With this use case in mind, the AP department can implement an automated, unattended robot with a human fail-safe. The unattended robot uses OCR to process invoices and upload data to SAP, but if the OCR can’t clearly see a field, the robot can notify users via email that the process needs their verification. AP employees only need to step in as necessary, so they can spend their time on more critical tasks, such as budgeting and planning.
As the human clarifies the exceptions mid-process, those changes are fed back into the ML model, which learns from the human’s activities. Once the model retrains, it won’t need human intervention to handle that scenario the next time it comes across it.
A process that previously seemed impenetrable to automation actually presents a compelling RPA use case. With a human in the middle, you can reduce human involvement to validation, and then ML can reduce it even further.
Taking full advantage of automation requires organizations to reframe how they think about their processes and the labor required to complete them. If you think 'automation first,' digital transformation can be an attainable goal rather than an aspiration.

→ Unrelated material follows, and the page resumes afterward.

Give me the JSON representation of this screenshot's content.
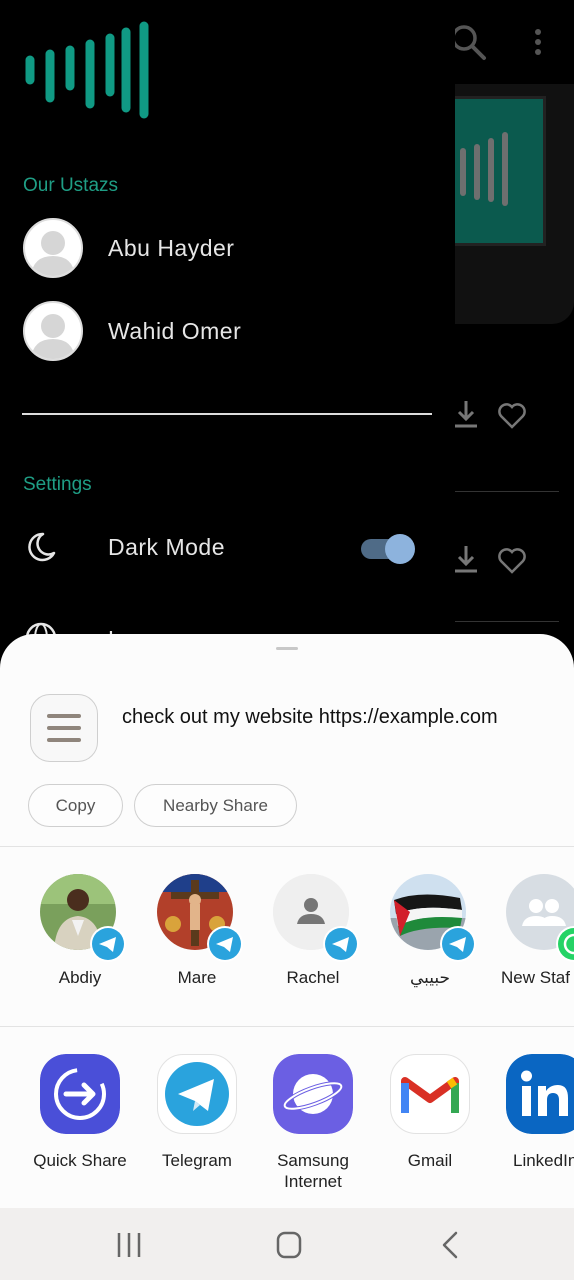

The workforce of the future is going to be a hybrid of human and robot labor, and the most effective organizations will approach each problem by first considering the degree of automation they’ll use. Organizations excel thanks to their people, and the more that organizations can free their human workforce to do creative work, the more they’ll succeed. A hybrid, digital workforce enables humans to be more human, and more successful, than ever before.